The principal aim of the project is the development of a set of data mining informatics tools that will be able to translate gene expression data from microarray analysis into functional profiles. This set of tools will be able to compare two or more sets of gene expression data from different experimental conditions as well as from different organisms submitted to the same conditions.



Former Projects:


DHGP (German Human Genome Project) - Genome Computing Resource

DHGP logoThe German Human Genome Project (DHGP) funded by the German Federal Ministry of Education and Research (BMBF) and the Deutsche Forschungsgemeinschaft (DFG), aims to systematically identify and characterize the structure, function and regulation of human genes, in particular those with medical relevance.
Genome Computing Resources
The HUSAR Bioinformatics Lab has established an efficient bioinformatics infrastructure (Genome Computing Resource) for the specific needs of the German Human Genome Project (DHGP) complementing the biocomputing services of the Resource Center.
  • Extensive support for scientific users : We offer a whole range of support to DHGP users, from 'start-up' help to bioinformatics counselling in more complex scientific projects, including the development of unix scripts, advanced applications and the development of custom tailored analysis tasks flows.

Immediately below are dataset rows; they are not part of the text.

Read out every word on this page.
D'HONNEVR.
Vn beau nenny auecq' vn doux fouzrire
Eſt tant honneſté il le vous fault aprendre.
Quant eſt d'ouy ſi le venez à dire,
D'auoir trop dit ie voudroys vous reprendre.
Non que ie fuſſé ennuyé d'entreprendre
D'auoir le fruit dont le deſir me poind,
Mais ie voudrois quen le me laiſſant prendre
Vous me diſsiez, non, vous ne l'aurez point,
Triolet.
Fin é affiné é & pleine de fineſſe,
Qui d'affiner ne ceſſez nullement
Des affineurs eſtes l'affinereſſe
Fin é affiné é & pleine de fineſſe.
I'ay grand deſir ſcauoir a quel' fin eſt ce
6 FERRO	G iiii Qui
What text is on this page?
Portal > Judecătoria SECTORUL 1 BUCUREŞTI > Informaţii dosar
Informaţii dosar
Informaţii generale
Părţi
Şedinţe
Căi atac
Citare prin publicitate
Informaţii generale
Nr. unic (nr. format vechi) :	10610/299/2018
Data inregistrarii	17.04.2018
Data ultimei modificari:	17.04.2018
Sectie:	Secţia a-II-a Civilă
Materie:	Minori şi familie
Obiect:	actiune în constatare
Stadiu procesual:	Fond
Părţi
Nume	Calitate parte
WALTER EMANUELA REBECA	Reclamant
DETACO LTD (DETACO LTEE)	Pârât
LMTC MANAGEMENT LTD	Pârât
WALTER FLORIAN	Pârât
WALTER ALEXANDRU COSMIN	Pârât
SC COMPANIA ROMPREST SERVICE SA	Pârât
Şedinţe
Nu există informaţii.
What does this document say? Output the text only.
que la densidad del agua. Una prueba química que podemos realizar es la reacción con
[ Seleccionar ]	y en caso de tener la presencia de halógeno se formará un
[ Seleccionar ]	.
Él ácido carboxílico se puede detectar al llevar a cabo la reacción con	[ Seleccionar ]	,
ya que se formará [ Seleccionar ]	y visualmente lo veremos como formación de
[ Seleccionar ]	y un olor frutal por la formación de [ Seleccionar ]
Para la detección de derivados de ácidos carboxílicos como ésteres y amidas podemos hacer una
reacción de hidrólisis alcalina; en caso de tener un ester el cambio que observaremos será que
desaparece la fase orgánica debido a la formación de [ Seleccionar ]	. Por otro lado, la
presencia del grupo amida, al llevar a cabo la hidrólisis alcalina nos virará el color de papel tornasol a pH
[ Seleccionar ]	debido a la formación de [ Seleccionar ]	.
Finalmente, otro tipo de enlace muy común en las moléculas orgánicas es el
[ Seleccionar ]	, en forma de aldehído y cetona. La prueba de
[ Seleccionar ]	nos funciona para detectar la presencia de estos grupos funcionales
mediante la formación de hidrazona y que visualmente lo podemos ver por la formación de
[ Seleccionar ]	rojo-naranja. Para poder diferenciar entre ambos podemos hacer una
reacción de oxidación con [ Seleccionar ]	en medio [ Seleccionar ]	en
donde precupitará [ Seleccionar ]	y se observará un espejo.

  • Practical introductory courses: These courses combine theoretical and practical training sessions over the course of two days forming a thorough introduction to the HUSAR program package.

  • Advanced workshops: They bring the user up to date concerning the different fields and latest developments in bioinformatics. Important programs and their underlying algorithms are discussed and alternative programs are compared.

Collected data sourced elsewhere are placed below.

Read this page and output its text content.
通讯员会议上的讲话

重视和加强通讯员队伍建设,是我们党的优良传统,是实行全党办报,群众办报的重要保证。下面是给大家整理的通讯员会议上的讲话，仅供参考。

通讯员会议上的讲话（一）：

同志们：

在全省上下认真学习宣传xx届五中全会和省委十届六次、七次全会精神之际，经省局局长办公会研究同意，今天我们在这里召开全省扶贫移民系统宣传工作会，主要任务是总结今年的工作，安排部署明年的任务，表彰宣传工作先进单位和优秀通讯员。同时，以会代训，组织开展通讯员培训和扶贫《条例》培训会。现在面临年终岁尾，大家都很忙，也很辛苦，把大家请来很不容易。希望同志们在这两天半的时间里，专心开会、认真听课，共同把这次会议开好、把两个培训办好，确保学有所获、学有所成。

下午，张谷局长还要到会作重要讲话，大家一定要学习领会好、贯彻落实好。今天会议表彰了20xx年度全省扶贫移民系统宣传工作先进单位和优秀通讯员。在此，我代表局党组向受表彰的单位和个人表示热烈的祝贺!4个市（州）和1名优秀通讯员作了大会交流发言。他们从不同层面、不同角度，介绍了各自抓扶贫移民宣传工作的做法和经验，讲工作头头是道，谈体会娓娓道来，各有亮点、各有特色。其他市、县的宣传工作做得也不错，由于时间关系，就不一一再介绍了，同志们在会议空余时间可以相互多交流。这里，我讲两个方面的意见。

  • Development of an on-line tutorial for the WWW interface

  • Full service including analysis tools, databases, computers and network hardware
High throughput EST annotation
As a result of our collaboration with the DHGP group of PD Dr. T. Hankeln, GENenterprise Mainz, we developed ESTAnnotator, a tool for the high-throughput annotation of expressed sequence tags (ESTs). In this task the provided DNA is masked eliminating from the analysis vector parts and low quality sequences within EST reads.
Then the analysis is performed in successive steps, firstly by the identification of already known transcripts present within human mRNA and genomic DNA reference databases. The second program section comprises tools for the clustering of `anonymous` ESTs and for further database searches on the protein level. ESTAnnotator has allowed the semi-automatical analysis of 3500 EST sequences found by Hankeln's group, which was the bottle-neck for the assignment of functional annotations to these novel transcript sequences.

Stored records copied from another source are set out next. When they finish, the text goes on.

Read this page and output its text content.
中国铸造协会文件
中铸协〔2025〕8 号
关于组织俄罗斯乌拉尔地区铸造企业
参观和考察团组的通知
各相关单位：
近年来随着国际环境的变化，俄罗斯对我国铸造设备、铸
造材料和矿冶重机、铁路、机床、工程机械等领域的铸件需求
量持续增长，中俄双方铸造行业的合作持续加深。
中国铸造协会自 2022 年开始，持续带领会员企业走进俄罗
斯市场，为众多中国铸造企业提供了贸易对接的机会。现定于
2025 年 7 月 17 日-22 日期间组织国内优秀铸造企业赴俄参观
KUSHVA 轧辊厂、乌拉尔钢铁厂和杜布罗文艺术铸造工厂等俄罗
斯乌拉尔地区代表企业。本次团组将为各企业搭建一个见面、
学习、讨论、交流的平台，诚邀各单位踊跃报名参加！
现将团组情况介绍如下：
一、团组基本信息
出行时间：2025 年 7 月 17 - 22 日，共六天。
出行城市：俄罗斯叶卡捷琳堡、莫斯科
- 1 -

The Helmholtz Network for Bioinformatics (HNB): A user-friendly web interface for performing complex bioinformatics tasks
HNB logoThe Helmholtz Network for Bioinformatics was funded as a venture of eleven German bioinformatics research groups that offers convenient access to numerous bioinformatics resources through a single web portal . Based on a novel software framework that provides a general solution for transferring results from one bioinformatics tool to another, complex tool cascades ('tasks') have been implemented, allowing users to perform comprehensive data analyses without further manual interaction. Currently, in addition to hundreds of tools accessible via the Guided Solution Finder developed in the HNB, automated cascades for the analysis of regulatory DNA segments as well as the prediction of protein functional properties are also provided.